13 décembre 2008

MediaPart : Sans-papiers : la police vient chercher des enfants à l'école

Sans-papiers : la police vient chercher des enfants à l’école

« Vous avez observé que, depuis que je suis en fonction, il n’y a pas eu une seule interpellation à proximité d’une école, il n’y en a pas eu une seule, ce sont des consignes très strictes que j’ai données parce que j’ai bien compris ce que cela pouvait avoir de traumatisant » : voilà ce que déclarait le ministre de l’immigration et de l’identité nationale le 8 septembre au micro de France Inter. Pourtant, quelques semaines plus tard, la police est venue chercher à l’école trois garçons dont les parents étaient en situation irrégulière.

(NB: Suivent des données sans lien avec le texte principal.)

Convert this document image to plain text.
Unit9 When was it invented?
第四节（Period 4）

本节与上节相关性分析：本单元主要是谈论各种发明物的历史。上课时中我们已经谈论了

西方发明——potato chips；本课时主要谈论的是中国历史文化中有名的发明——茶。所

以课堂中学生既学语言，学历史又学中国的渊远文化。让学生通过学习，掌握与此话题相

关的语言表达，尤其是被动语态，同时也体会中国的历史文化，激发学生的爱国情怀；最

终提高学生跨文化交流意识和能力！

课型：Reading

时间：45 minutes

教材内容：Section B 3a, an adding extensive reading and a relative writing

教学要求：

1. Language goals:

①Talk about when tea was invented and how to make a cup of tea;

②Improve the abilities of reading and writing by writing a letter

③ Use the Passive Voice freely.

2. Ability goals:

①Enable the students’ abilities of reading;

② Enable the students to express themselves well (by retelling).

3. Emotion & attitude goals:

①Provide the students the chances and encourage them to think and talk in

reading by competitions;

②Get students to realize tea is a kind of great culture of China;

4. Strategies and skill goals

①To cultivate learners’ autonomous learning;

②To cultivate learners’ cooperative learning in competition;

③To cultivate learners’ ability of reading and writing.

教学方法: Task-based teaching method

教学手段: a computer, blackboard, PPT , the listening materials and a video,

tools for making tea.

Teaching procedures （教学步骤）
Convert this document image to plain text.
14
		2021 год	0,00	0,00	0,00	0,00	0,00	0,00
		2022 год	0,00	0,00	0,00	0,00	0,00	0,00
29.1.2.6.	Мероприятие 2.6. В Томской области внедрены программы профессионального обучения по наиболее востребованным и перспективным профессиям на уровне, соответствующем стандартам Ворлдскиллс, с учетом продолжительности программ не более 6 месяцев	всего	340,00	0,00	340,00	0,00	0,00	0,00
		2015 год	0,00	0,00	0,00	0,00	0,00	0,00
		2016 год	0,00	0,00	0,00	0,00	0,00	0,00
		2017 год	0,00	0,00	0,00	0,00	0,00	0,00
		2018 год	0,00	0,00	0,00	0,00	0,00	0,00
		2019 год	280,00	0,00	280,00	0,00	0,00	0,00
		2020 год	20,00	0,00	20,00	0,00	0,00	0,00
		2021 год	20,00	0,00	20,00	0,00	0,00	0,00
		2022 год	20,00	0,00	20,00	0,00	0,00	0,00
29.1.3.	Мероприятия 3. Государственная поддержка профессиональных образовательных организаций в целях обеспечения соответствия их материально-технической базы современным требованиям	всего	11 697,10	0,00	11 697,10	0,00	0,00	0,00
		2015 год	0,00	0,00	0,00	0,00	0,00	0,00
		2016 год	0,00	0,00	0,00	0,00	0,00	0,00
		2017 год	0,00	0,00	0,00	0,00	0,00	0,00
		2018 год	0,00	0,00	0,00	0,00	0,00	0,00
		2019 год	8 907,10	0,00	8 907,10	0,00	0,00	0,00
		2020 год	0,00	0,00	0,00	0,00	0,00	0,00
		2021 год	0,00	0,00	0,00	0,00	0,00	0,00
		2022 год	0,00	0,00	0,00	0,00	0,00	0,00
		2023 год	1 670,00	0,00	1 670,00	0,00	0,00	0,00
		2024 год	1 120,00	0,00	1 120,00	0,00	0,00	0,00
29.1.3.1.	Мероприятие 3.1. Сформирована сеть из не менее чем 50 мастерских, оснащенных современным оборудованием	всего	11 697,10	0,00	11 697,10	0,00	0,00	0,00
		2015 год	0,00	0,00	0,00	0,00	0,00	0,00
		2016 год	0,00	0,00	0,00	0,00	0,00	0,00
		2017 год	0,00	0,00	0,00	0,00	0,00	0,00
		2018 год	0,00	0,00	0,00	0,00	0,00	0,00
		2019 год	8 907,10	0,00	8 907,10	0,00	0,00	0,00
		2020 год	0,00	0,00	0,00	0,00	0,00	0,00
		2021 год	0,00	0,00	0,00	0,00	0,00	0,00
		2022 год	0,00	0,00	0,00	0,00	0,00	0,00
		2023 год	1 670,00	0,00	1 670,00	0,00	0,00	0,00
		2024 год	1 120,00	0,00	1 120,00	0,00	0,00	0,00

Cela s’est produit lundi 24 novembre, à Grenoble dans l’Isère. Après avoir passé une nuit au centre de rétention administrative (CRA) de Lyon, la famille Kurtishi, originaire du Kosovo, a été renvoyée à Leipzig en Allemagne.

« Nos enfants ont assisté au départ précipité de trois de leurs camarades (...). Comme nos enfants, nous sommes choqués par cet événement. Nous tenons à exprimer notre profonde indignation face à la présence de la police dans l’enceinte de l’école et face au départ contraint de trois enfants pendant la classe », ont écrit plusieurs parents d’élèves réunis dans un Collectif du jardin de ville, du nom du groupe scolaire concerné. Une réunion est prévue jeudi 4 décembre en fin d’après-midi pour faire le point sur la situation. Une intersyndicale SNUipp, Sud Education, SE-UNSA, FSU, SGEN-CFDT et PAS 38 a exigé des « explications » au préfet et à l’inspectrice d’académie.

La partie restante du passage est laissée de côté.